Grep style output?

kastorilo · June 13, 2006, 7:49am

Hi All,

Hope all is going well. Was just wondering if anyone has implemented a
grep style output page of hits using Ferret as the index/query engine?

Any thoughts about how best to implement it? The previous thread
discussess highlighting - would that be the best approach to follow or
is there a better way?

Cheers,

Marcus

kastorilo · June 17, 2006, 3:27am

On 6/13/06, Marcus C. [email protected] wrote:

Marcus

Hi Marcus,

If you can read java the best way would be to check out the
highlighter in Apache Lucene and porting that code to Ruby. You can
see the highlighter module here;

http://svn.apache.org/viewvc/lucene/java/trunk/contrib/

I’m going to do this myself eventually but you’ll have to do it
yourself if you need it soon. Before you put too much work into it
though, be warned that there are possible major Ferret API changes
ahead.

Cheers,
Dave

kastorilo · June 21, 2006, 8:00am

David B. wrote:

On 6/13/06, Marcus C. [email protected] wrote:
Hi Marcus,

If you can read java the best way would be to check out the
highlighter in Apache Lucene and porting that code to Ruby. You can
see the highlighter module here;
http://svn.apache.org/viewvc/lucene/java/trunk/contrib/
I’m going to do this myself eventually but you’ll have to do it
yourself if you need it soon. Before you put too much work into it
though, be warned that there are possible major Ferret API changes
ahead.

Hi David,

Thanks for your response.

I noticed in a previous post you referenced the lucene highlighter and
have already started porting it to Ferret. I’m already quite a ways
along and have got the first 3 test cases passing properly (ie. simple
and fuzzy fragments) and will continue with getting the rest of the test
cases to work.

Hopefully the API changes don’t break too much then

I’ll post the code once it’s all working, hopefully within the next
days.

Cheers,

Marcus

kastorilo · June 21, 2006, 12:35pm

On 6/21/06, Marcus C. [email protected] wrote:

I’m going to do this myself eventually but you’ll have to do it
along and have got the first 3 test cases passing properly (ie. simple
Marcus
That’d be great. The new API shouldn’t be too hard to adjust to. I’ll
be implementing the highlighter in C rather than in Ruby so I’ll be
interested to see how you go with it.

The main difference in the API is that you won’t specify the store,
index and term_vector parameters per document field any more. This
option will still be available but the behaviour will be slightly
different. I’ll go into more detail later.

Cheers,
Dave

kastorilo · June 21, 2006, 3:55pm

On Jun 21, 2006, at 3:32 AM, David B. wrote:

I’ll
be implementing the highlighter in C rather than in Ruby so I’ll be
interested to see how you go with it.

The main difference in the API is that you won’t specify the store,
index and term_vector parameters per document field any more. This
option will still be available but the behaviour will be slightly
different. I’ll go into more detail later.
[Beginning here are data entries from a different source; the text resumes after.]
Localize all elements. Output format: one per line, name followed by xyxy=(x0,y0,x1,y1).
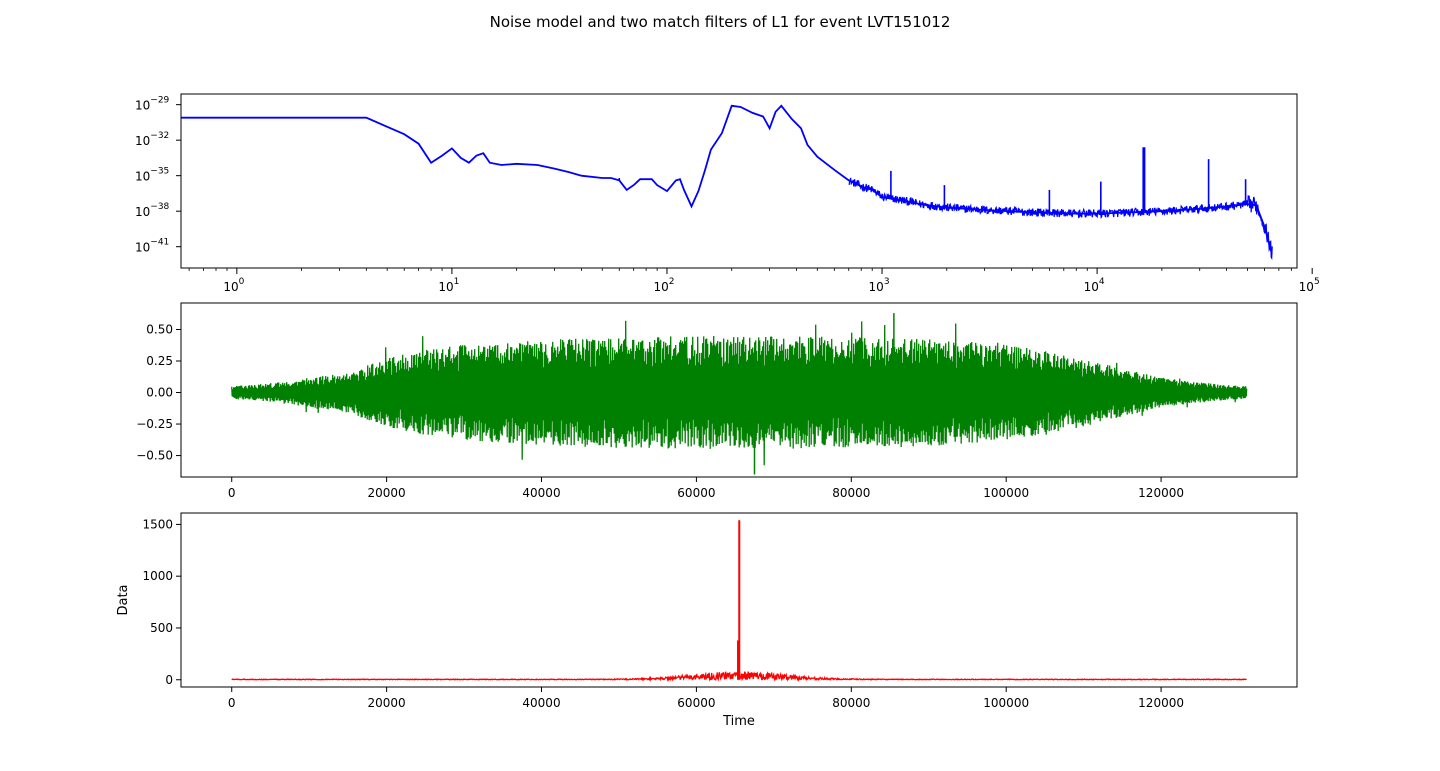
match-x-tick-label-6: 120000 xyxy=(1138,486,1184,500)
output-x-tick-label-0: 0 xyxy=(228,696,236,710)
match-filter-y-ticks: 0.50 0.25 0.00 −0.25 −0.50 xyxy=(136,322,181,463)
match-filter-series xyxy=(231,313,1248,475)
match-filter-curve xyxy=(231,320,1248,466)
output-x-tick-label-5: 100000 xyxy=(983,696,1029,710)
output-y-tick-label-1: 500 xyxy=(150,621,173,635)
match-y-tick-label-0: 0.50 xyxy=(146,322,173,336)
match-x-tick-label-2: 40000 xyxy=(522,486,560,500)
filter-output-series xyxy=(231,520,1247,683)
filter-output-x-ticks: 0 20000 40000 60000 80000 100000 120000 xyxy=(228,687,1184,710)
noise-model-fluctuation xyxy=(848,177,1273,260)
filter-output-y-ticks: 0 500 1000 1500 xyxy=(142,517,181,687)
output-y-tick-label-2: 1000 xyxy=(142,569,173,583)
output-y-tick-label-0: 0 xyxy=(165,673,173,687)
filter-output-panel: 0 20000 40000 60000 80000 100000 120000 0 500 10… xyxy=(116,512,1298,729)
output-y-tick-label-3: 1500 xyxy=(142,517,173,531)
output-x-tick-label-3: 60000 xyxy=(677,696,715,710)
match-filter-panel: 0 20000 40000 60000 80000 100000 120000 0.500.… xyxy=(136,302,1298,500)
x-axis-label: Time xyxy=(722,714,755,729)
match-x-tick-label-1: 20000 xyxy=(368,486,406,500)
output-x-tick-label-1: 20000 xyxy=(368,696,406,710)
output-x-tick-label-6: 120000 xyxy=(1138,696,1184,710)
noise-model-axes-frame xyxy=(180,93,1298,269)
match-y-tick-label-1: 0.25 xyxy=(146,354,173,368)
match-x-tick-label-5: 100000 xyxy=(983,486,1029,500)
match-y-tick-label-4: −0.50 xyxy=(136,449,173,463)
match-x-tick-label-0: 0 xyxy=(228,486,236,500)
match-filter-axes-frame xyxy=(180,302,1298,478)
output-x-tick-label-2: 40000 xyxy=(522,696,560,710)
figure-title: Noise model and two match filters of L1 … xyxy=(490,13,951,31)
noise-model-series xyxy=(181,104,1273,260)
match-y-tick-label-3: −0.25 xyxy=(136,417,173,431)
output-x-tick-label-4: 80000 xyxy=(832,696,870,710)
match-x-tick-label-4: 80000 xyxy=(832,486,870,500)
match-x-tick-label-3: 60000 xyxy=(677,486,715,500)
y-axis-label: Data xyxy=(116,584,131,615)
match-y-tick-label-2: 0.00 xyxy=(146,386,173,400)
match-filter-x-ticks: 0 20000 40000 60000 80000 100000 120000 xyxy=(228,477,1184,500)
filter-output-axes-frame xyxy=(180,512,1298,688)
How close is what you’re going to be doing to the Lucene contrib
highlighter?

FWIW, the KinoSearch Highlighter uses similar techniques for adding
tags and encoding, but the excerpt selection is pretty different. No
TokenStream required, it uses a heat map. Right now it requires that
the field have term vectors stored with positions and offsets, but it
could be adapted to generate the vectors by re-analyzing.

The principle advantage it has over the Lucene Highlighter in that it
handles phrases properly:

http://xrl.us/nm2z (Link to www.lucenebook.com)
http://xrl.us/nm25 (Link to www.rectangular.com)
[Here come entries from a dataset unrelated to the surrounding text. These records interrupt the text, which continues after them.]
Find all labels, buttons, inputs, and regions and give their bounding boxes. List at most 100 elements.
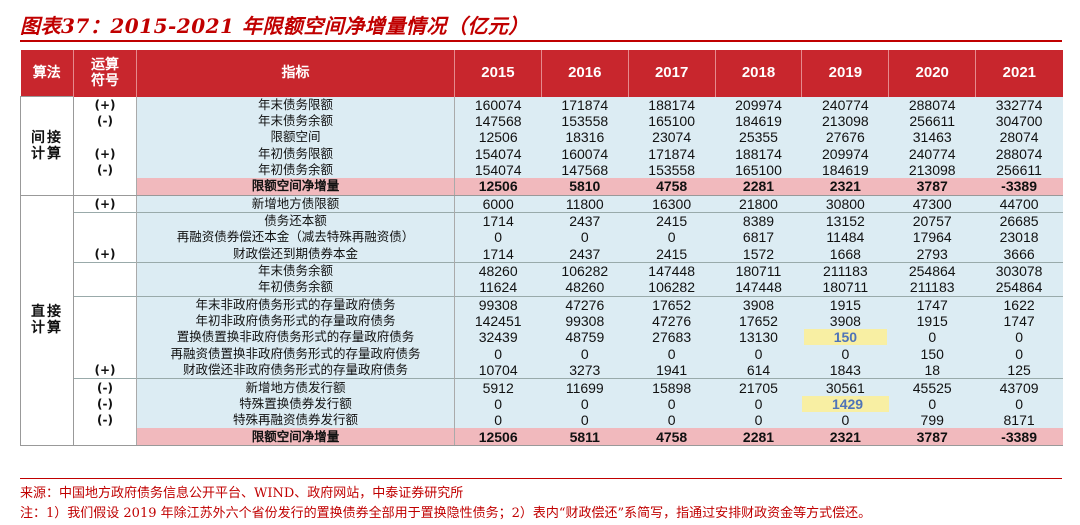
value-cell: 2437: [541, 245, 629, 263]
table-row: 再融资债置换非政府债务形式的存量政府债务 0 0 0 0 0 150 0: [21, 345, 1063, 362]
value-cell: 2415: [628, 211, 716, 230]
value-cell: 0: [628, 412, 716, 429]
value-cell: 0: [454, 412, 542, 429]
value-cell: 256611: [888, 112, 976, 130]
table-row: (-) 新增地方债发行额 5912 11699 15898 21705 30561 45525…: [21, 378, 1063, 396]
value-cell: 1572: [715, 245, 802, 263]
value-cell: 150: [801, 329, 889, 346]
value-cell: 23018: [975, 229, 1063, 246]
indicator-cell: 年末非政府债务形式的存量政府债务: [136, 295, 455, 313]
operator-cell: (-): [73, 112, 137, 130]
value-cell: 16300: [628, 194, 716, 213]
table-row: 年初债务余额 11624 48260 106282 147448 180711 211183…: [21, 279, 1063, 297]
operator-cell: [73, 178, 137, 196]
value-cell: 32439: [454, 329, 542, 346]
value-cell: 1915: [801, 295, 889, 313]
indicator-cell: 年末债务限额: [136, 96, 455, 113]
value-cell: 211183: [801, 261, 889, 280]
value-cell: 154074: [454, 161, 542, 179]
operator-cell: [73, 129, 137, 146]
value-cell: 213098: [888, 161, 976, 179]
indicator-cell: 年末债务余额: [136, 261, 455, 280]
header-alg: 算法: [20, 50, 74, 97]
value-cell: 0: [541, 395, 629, 413]
value-cell: 254864: [888, 261, 976, 280]
table-row: (+) 年初债务限额 154074 160074 171874 188174 209974 2…: [21, 145, 1063, 162]
value-cell: 43709: [975, 378, 1063, 396]
value-cell: -3389: [975, 178, 1063, 196]
value-cell: 332774: [975, 96, 1063, 113]
value-cell: 3787: [888, 428, 976, 446]
value-cell: 240774: [888, 145, 976, 162]
table-row: 年初非政府债务形式的存量政府债务 142451 99308 47276 17652 390…: [21, 312, 1063, 330]
value-cell: 28074: [975, 129, 1063, 146]
table-row: (-) 特殊置换债券发行额 0 0 0 0 1429 0 0: [21, 395, 1063, 413]
header-year: 2018: [715, 50, 803, 97]
value-cell: 5811: [541, 428, 629, 446]
header-year: 2017: [628, 50, 716, 97]
indicator-cell: 限额空间净增量: [136, 178, 455, 196]
value-cell: 1622: [975, 295, 1063, 313]
value-cell: 171874: [628, 145, 716, 162]
value-cell: 8389: [715, 211, 802, 230]
value-cell: 240774: [801, 96, 889, 113]
indicator-cell: 特殊再融资债券发行额: [136, 412, 455, 429]
table-row: (+) 财政偿还到期债券本金 1714 2437 2415 1572 1668 2793 366…: [21, 245, 1063, 263]
value-cell: 1429: [801, 395, 889, 413]
value-cell: 0: [888, 329, 976, 346]
value-cell: 0: [628, 229, 716, 246]
indicator-cell: 再融资债券偿还本金（减去特殊再融资债）: [136, 229, 455, 246]
value-cell: 10704: [454, 362, 542, 379]
value-cell: 17652: [628, 295, 716, 313]
value-cell: 27683: [628, 329, 716, 346]
value-cell: 99308: [541, 312, 629, 330]
table-row: 再融资债券偿还本金（减去特殊再融资债） 0 0 0 6817 11484 17964 2301…: [21, 229, 1063, 246]
value-cell: 153558: [541, 112, 629, 130]
value-cell: 153558: [628, 161, 716, 179]
value-cell: 209974: [801, 145, 889, 162]
table-row: 间接 计算 (+) 年末债务限额 160074 171874 188174 209974 24…: [20, 96, 1063, 196]
operator-cell: (-): [73, 412, 137, 429]
value-cell: 1714: [454, 211, 542, 230]
header-year: 2020: [888, 50, 977, 97]
value-cell: 11699: [541, 378, 629, 396]
value-cell: 3666: [975, 245, 1063, 263]
value-cell: 12506: [454, 428, 542, 446]
value-cell: 2793: [888, 245, 976, 263]
indicator-cell: 财政偿还到期债券本金: [136, 245, 455, 263]
operator-cell: [73, 229, 137, 246]
value-cell: 13130: [715, 329, 802, 346]
value-cell: 2321: [801, 178, 889, 196]
value-cell: 0: [541, 229, 629, 246]
value-cell: 17964: [888, 229, 976, 246]
value-cell: 5810: [541, 178, 629, 196]
value-cell: 48260: [541, 279, 629, 297]
header-year: 2021: [975, 50, 1063, 97]
table-row: 限额空间净增量 12506 5810 4758 2281 2321 3787 -3389: [21, 178, 1063, 196]
value-cell: 1668: [801, 245, 889, 263]
value-cell: 0: [454, 229, 542, 246]
table-row: 年末非政府债务形式的存量政府债务 99308 47276 17652 3908 1915 1…: [21, 295, 1063, 313]
value-cell: 6817: [715, 229, 802, 246]
value-cell: 0: [541, 412, 629, 429]
indicator-cell: 限额空间净增量: [136, 428, 455, 446]
value-cell: 165100: [628, 112, 716, 130]
operator-cell: [73, 329, 137, 346]
value-cell: 8171: [975, 412, 1063, 429]
value-cell: 799: [888, 412, 976, 429]
value-cell: 11800: [541, 194, 629, 213]
value-cell: 48759: [541, 329, 629, 346]
operator-cell: (+): [73, 145, 137, 162]
value-cell: 288074: [975, 145, 1063, 162]
value-cell: 3908: [801, 312, 889, 330]
value-cell: 0: [715, 345, 802, 362]
value-cell: 2321: [801, 428, 889, 446]
value-cell: 11484: [801, 229, 889, 246]
operator-cell: (-): [73, 395, 137, 413]
indicator-cell: 置换债置换非政府债务形式的存量政府债务: [136, 329, 455, 346]
value-cell: 0: [628, 395, 716, 413]
value-cell: 26685: [975, 211, 1063, 230]
source-note: 来源：中国地方政府债务信息公开平台、WIND、政府网站，中泰证券研究所: [20, 486, 464, 501]
indicator-cell: 年初债务余额: [136, 161, 455, 179]
limit-space-table: 算法 运算 符号 指标 2015 2016 2017 2018 2019 202…: [20, 50, 1063, 446]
Whatever algorithm we choose for Lucy, I hope it will meet that
constraint.

Higlighter.pm isn’t that long (384 lines including docs) and if I
didn’t have an serious deadlines bearing down doing a Ruby version
would be a great exercise for me. If you or Marcus want to check it
out, the new version’s only in subversion:

http://xrl.us/nm28 (Link to www.rectangular.com)

Marvin H.
Rectangular Research
http://www.rectangular.com/

kastorilo · June 21, 2006, 6:08pm

On 6/21/06, Marvin H. [email protected] wrote:

different. I’ll go into more detail later.
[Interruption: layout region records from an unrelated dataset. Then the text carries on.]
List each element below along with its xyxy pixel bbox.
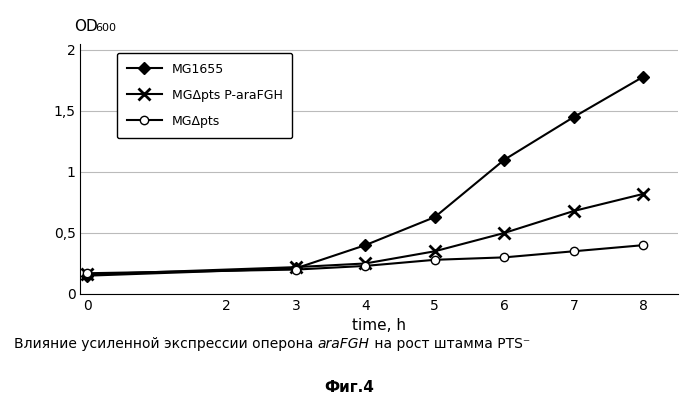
Legend: MG1655, MGΔpts P-araFGH, MGΔpts: MG1655, MGΔpts P-araFGH, MGΔpts (117, 53, 292, 138)
Text: Фиг.4: Фиг.4 (324, 380, 375, 395)
MG1655 (570, 115, 578, 120)
MG1655 (83, 273, 92, 278)
Text: araFGH: araFGH (318, 337, 370, 351)
MGΔpts (570, 249, 578, 254)
MGΔpts P-araFGH (639, 191, 647, 196)
X-axis label: time, h: time, h (352, 319, 406, 334)
MGΔpts (83, 271, 92, 276)
MG1655 (431, 215, 439, 220)
Text: на рост штамма PTS⁻: на рост штамма PTS⁻ (370, 337, 530, 351)
MGΔpts (639, 243, 647, 248)
MGΔpts P-araFGH (361, 261, 370, 266)
MGΔpts (361, 264, 370, 269)
MGΔpts P-araFGH (291, 265, 300, 270)
MG1655 (361, 243, 370, 248)
MGΔpts (291, 267, 300, 272)
MG1655 (291, 266, 300, 271)
Line: MGΔpts: MGΔpts (83, 241, 647, 277)
Line: MGΔpts P-araFGH: MGΔpts P-araFGH (82, 188, 649, 280)
Text: Влияние усиленной экспрессии оперона: Влияние усиленной экспрессии оперона (14, 337, 318, 351)
MG1655 (639, 74, 647, 79)
Line: MG1655: MG1655 (83, 73, 647, 280)
Text: 600: 600 (95, 23, 116, 33)
MGΔpts (500, 255, 508, 260)
Text: OD: OD (74, 19, 98, 34)
MGΔpts P-araFGH (431, 249, 439, 254)
MGΔpts P-araFGH (500, 231, 508, 236)
MG1655 (500, 157, 508, 162)
MGΔpts (431, 257, 439, 262)
MGΔpts P-araFGH (570, 208, 578, 214)
MGΔpts P-araFGH (83, 272, 92, 277)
How close is what you’re going to be doing to the Lucene contrib
highlighter?

Well I haven’t actually started it yet so we’ll see.

http://xrl.us/nm25 (Link to www.rectangular.com)
Whatever algorithm we choose for Lucy, I hope it will meet that
constraint.

Higlighter.pm isn’t that long (384 lines including docs) and if I
didn’t have an serious deadlines bearing down doing a Ruby version
would be a great exercise for me. If you or Marcus want to check it
out, the new version’s only in subversion:

http://xrl.us/nm28 (Link to www.rectangular.com)

Cool, I’ll definitely check this out. Thanks Marvin.